Design Between June and September 2008, 30 in-depth one-to-one interviews (60–90 min) were conducted with young Pakistanis (n=22) and community workers working with Pakistani youth (n=8). Young Pakistanis were purposively selected across community settings: aged 16–25, born in UK and/or had been through UK secondary school. Interviews aimed to establish key life, social and cultural issues, with focus on relationship type and formation and perceived need/support. Interviews were recorded and transcribed verbatim. Analysis was thematic using “Framework” approach.

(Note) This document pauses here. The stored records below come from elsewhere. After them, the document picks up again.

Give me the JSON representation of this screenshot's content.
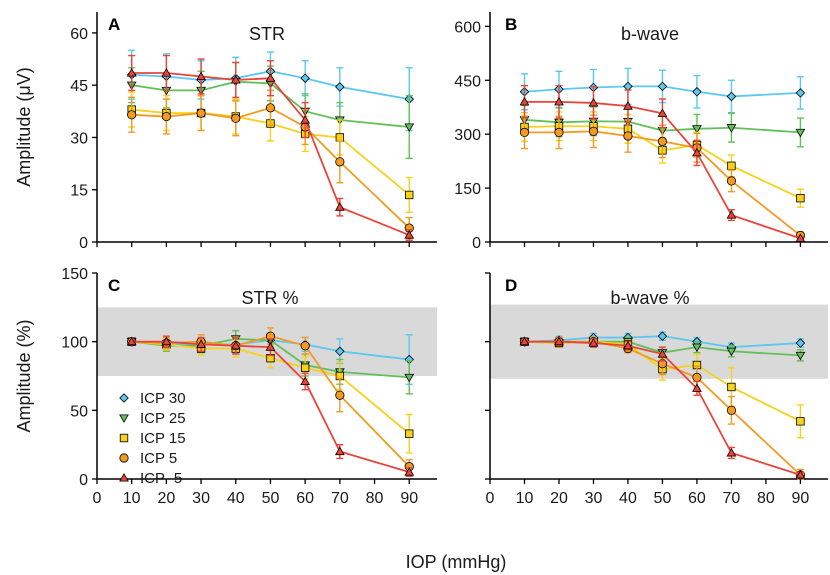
{
  "figure": {
    "shared_xlabel": "IOP (mmHg)"
  },
  "colors": {
    "ICP 30": "#5bc8f0",
    "ICP 25": "#62c05a",
    "ICP 15": "#f6d21a",
    "ICP 5": "#f39a22",
    "ICP -5": "#e8443a",
    "band": "#d9d9d9"
  },
  "legend": {
    "entries": [
      {
        "label": "ICP 30",
        "marker": "diamond"
      },
      {
        "label": "ICP 25",
        "marker": "triangle-down"
      },
      {
        "label": "ICP 15",
        "marker": "square"
      },
      {
        "label": "ICP 5",
        "marker": "circle"
      },
      {
        "label": "ICP -5",
        "marker": "triangle-up"
      }
    ],
    "placement": "lower-left of panel C"
  },
  "chart_data": [
    {
      "panel": "A",
      "type": "line",
      "title": "STR",
      "ylabel": "Amplitude (μV)",
      "xlabel": "",
      "xlim": [
        0,
        98
      ],
      "ylim": [
        0,
        66
      ],
      "xticks": [
        0,
        10,
        20,
        30,
        40,
        50,
        60,
        70,
        80,
        90
      ],
      "xtick_labels_shown": false,
      "yticks": [
        0,
        15,
        30,
        45,
        60
      ],
      "ytick_labels_shown": true,
      "x": [
        10,
        20,
        30,
        40,
        50,
        60,
        70,
        90
      ],
      "series": [
        {
          "name": "ICP 30",
          "marker": "diamond",
          "values": [
            48,
            47.5,
            46.5,
            47,
            49,
            47,
            44.5,
            41
          ],
          "errors": [
            7,
            6.5,
            5.5,
            6,
            5.5,
            5,
            5.5,
            9
          ]
        },
        {
          "name": "ICP 25",
          "marker": "triangle-down",
          "values": [
            45,
            43.5,
            43.5,
            46,
            45.5,
            37.5,
            35,
            33
          ],
          "errors": [
            5,
            5,
            5.5,
            5.5,
            5,
            5,
            5,
            9
          ]
        },
        {
          "name": "ICP 15",
          "marker": "square",
          "values": [
            38,
            37,
            37,
            36,
            34,
            31,
            30,
            13.5
          ],
          "errors": [
            5,
            5,
            5,
            5,
            5,
            5,
            5,
            5
          ]
        },
        {
          "name": "ICP 5",
          "marker": "circle",
          "values": [
            36.5,
            36,
            37,
            35.5,
            38.5,
            33,
            23,
            4
          ],
          "errors": [
            5,
            5,
            5,
            5,
            5,
            5,
            6,
            3
          ]
        },
        {
          "name": "ICP -5",
          "marker": "triangle-up",
          "values": [
            48.5,
            48.5,
            47.5,
            46.5,
            47,
            35,
            10,
            2
          ],
          "errors": [
            5,
            5,
            5,
            5,
            5,
            5,
            2.5,
            1.5
          ]
        }
      ]
    },
    {
      "panel": "B",
      "type": "line",
      "title": "b-wave",
      "ylabel": "",
      "xlabel": "",
      "xlim": [
        0,
        98
      ],
      "ylim": [
        0,
        640
      ],
      "xticks": [
        0,
        10,
        20,
        30,
        40,
        50,
        60,
        70,
        80,
        90
      ],
      "xtick_labels_shown": false,
      "yticks": [
        0,
        150,
        300,
        450,
        600
      ],
      "ytick_labels_shown": true,
      "x": [
        10,
        20,
        30,
        40,
        50,
        60,
        70,
        90
      ],
      "series": [
        {
          "name": "ICP 30",
          "marker": "diamond",
          "values": [
            418,
            425,
            430,
            433,
            433,
            418,
            405,
            415
          ],
          "errors": [
            50,
            50,
            50,
            50,
            45,
            45,
            45,
            45
          ]
        },
        {
          "name": "ICP 25",
          "marker": "triangle-down",
          "values": [
            340,
            333,
            336,
            335,
            310,
            315,
            318,
            305
          ],
          "errors": [
            40,
            40,
            40,
            40,
            40,
            40,
            40,
            40
          ]
        },
        {
          "name": "ICP 15",
          "marker": "square",
          "values": [
            320,
            322,
            322,
            315,
            255,
            270,
            212,
            122
          ],
          "errors": [
            40,
            40,
            40,
            40,
            35,
            35,
            30,
            25
          ]
        },
        {
          "name": "ICP 5",
          "marker": "circle",
          "values": [
            305,
            305,
            308,
            295,
            280,
            262,
            170,
            18
          ],
          "errors": [
            45,
            45,
            45,
            45,
            45,
            40,
            30,
            10
          ]
        },
        {
          "name": "ICP -5",
          "marker": "triangle-up",
          "values": [
            390,
            390,
            387,
            378,
            358,
            248,
            75,
            10
          ],
          "errors": [
            45,
            45,
            45,
            45,
            40,
            35,
            15,
            5
          ]
        }
      ]
    },
    {
      "panel": "C",
      "type": "line",
      "title": "STR %",
      "ylabel": "Amplitude (%)",
      "xlabel": "",
      "xlim": [
        0,
        98
      ],
      "ylim": [
        0,
        150
      ],
      "xticks": [
        0,
        10,
        20,
        30,
        40,
        50,
        60,
        70,
        80,
        90
      ],
      "xtick_labels_shown": true,
      "yticks": [
        0,
        50,
        100,
        150
      ],
      "ytick_labels_shown": true,
      "band": [
        75,
        125
      ],
      "x": [
        10,
        20,
        30,
        40,
        50,
        60,
        70,
        90
      ],
      "series": [
        {
          "name": "ICP 30",
          "marker": "diamond",
          "values": [
            100,
            98,
            98,
            98,
            101,
            98,
            93,
            87
          ],
          "errors": [
            1,
            4,
            5,
            6,
            5,
            5,
            9,
            18
          ]
        },
        {
          "name": "ICP 25",
          "marker": "triangle-down",
          "values": [
            100,
            97,
            97,
            102,
            101,
            83,
            78,
            74
          ],
          "errors": [
            1,
            4,
            5,
            6,
            5,
            8,
            9,
            12
          ]
        },
        {
          "name": "ICP 15",
          "marker": "square",
          "values": [
            100,
            98,
            95,
            95,
            88,
            81,
            75,
            33
          ],
          "errors": [
            1,
            4,
            5,
            6,
            7,
            8,
            10,
            14
          ]
        },
        {
          "name": "ICP 5",
          "marker": "circle",
          "values": [
            100,
            99,
            100,
            97,
            104,
            97,
            61,
            9
          ],
          "errors": [
            1,
            4,
            5,
            6,
            6,
            6,
            12,
            5
          ]
        },
        {
          "name": "ICP -5",
          "marker": "triangle-up",
          "values": [
            100,
            100,
            98,
            97,
            96,
            71,
            20,
            5
          ],
          "errors": [
            1,
            4,
            5,
            6,
            6,
            6,
            5,
            3
          ]
        }
      ]
    },
    {
      "panel": "D",
      "type": "line",
      "title": "b-wave %",
      "ylabel": "",
      "xlabel": "",
      "xlim": [
        0,
        98
      ],
      "ylim": [
        0,
        150
      ],
      "xticks": [
        0,
        10,
        20,
        30,
        40,
        50,
        60,
        70,
        80,
        90
      ],
      "xtick_labels_shown": true,
      "yticks": [
        0,
        50,
        100,
        150
      ],
      "ytick_labels_shown": false,
      "band": [
        73,
        127
      ],
      "x": [
        10,
        20,
        30,
        40,
        50,
        60,
        70,
        90
      ],
      "series": [
        {
          "name": "ICP 30",
          "marker": "diamond",
          "values": [
            100,
            101,
            103,
            103,
            104,
            100,
            96,
            99
          ],
          "errors": [
            1,
            3,
            3,
            3,
            3,
            3,
            3,
            3
          ]
        },
        {
          "name": "ICP 25",
          "marker": "triangle-down",
          "values": [
            100,
            99,
            100,
            100,
            92,
            96,
            93,
            90
          ],
          "errors": [
            1,
            3,
            3,
            3,
            4,
            4,
            4,
            4
          ]
        },
        {
          "name": "ICP 15",
          "marker": "square",
          "values": [
            100,
            99,
            100,
            98,
            80,
            83,
            67,
            42
          ],
          "errors": [
            1,
            3,
            3,
            3,
            8,
            8,
            14,
            12
          ]
        },
        {
          "name": "ICP 5",
          "marker": "circle",
          "values": [
            100,
            100,
            100,
            95,
            84,
            74,
            50,
            3
          ],
          "errors": [
            1,
            3,
            3,
            3,
            8,
            8,
            10,
            4
          ]
        },
        {
          "name": "ICP -5",
          "marker": "triangle-up",
          "values": [
            100,
            100,
            99,
            97,
            91,
            66,
            19,
            3
          ],
          "errors": [
            1,
            3,
            3,
            3,
            5,
            5,
            4,
            2
          ]
        }
      ]
    }
  ]
}
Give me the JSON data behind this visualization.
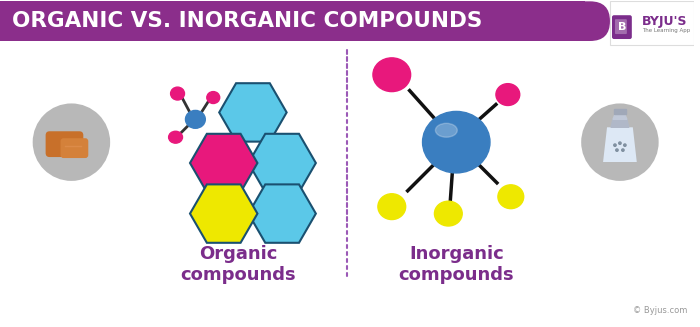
{
  "title": "ORGANIC VS. INORGANIC COMPOUNDS",
  "title_bg_color": "#8B2E8B",
  "title_text_color": "#FFFFFF",
  "bg_color": "#FFFFFF",
  "label_organic": "Organic\ncompounds",
  "label_inorganic": "Inorganic\ncompounds",
  "label_color": "#7B2D8B",
  "copyright": "© Byjus.com",
  "byju_color": "#7B2D8B",
  "divider_color": "#9B59B6",
  "hex_cyan": "#5BC8E8",
  "hex_cyan_dark": "#3A8FB5",
  "hex_magenta": "#E8187C",
  "hex_yellow": "#EEE800",
  "hex_edge": "#2a6080",
  "node_blue": "#3A7EC0",
  "node_pink": "#E8187C",
  "node_yellow": "#EEE800"
}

Results Many themes emerged which have a bearing on, and shape young Pakistanis' experiences of, relationships. Most experience parental restrictions on socialising and mixing with the opposite sex. For girls, behaviour is further monitored by older brothers and for both sexes “community policing” is an extension of this. However, young people have developed creative strategies to circumvent these restrictions and despite faith and cultural norms, relationships do take place, primarily in secrecy. This presents what are described as “conflicting pressures”, “double worlds”, and “multiple realities”, which young people negotiate and move between, balancing different value systems. There were striking gender differences in perceptions and types of relationships and intimacy. For young women the ideal was a relationship for marriage. However, many described partners as “bad boys” and “gangster types” and some relationships were considered pressurised and “unhealthy”. The young men made distinctions between girls deemed “wifey material” and those for casual relationships. Older boys (18+) were sexually active with partners from a range of ethnic backgrounds. Condom use was inconsistent. Though not sexually active, some of the other young people had experienced mutual touching and/or oral sex. Few had good sexual health knowledge and would not know where to access help.
Conclusions The secrecy within which young Pakistanis have relationships and the pressures and gender roles they negotiate mean that many may not receive the support they need. This has implications for the delivery of appropriate preventative and curative sexual health services.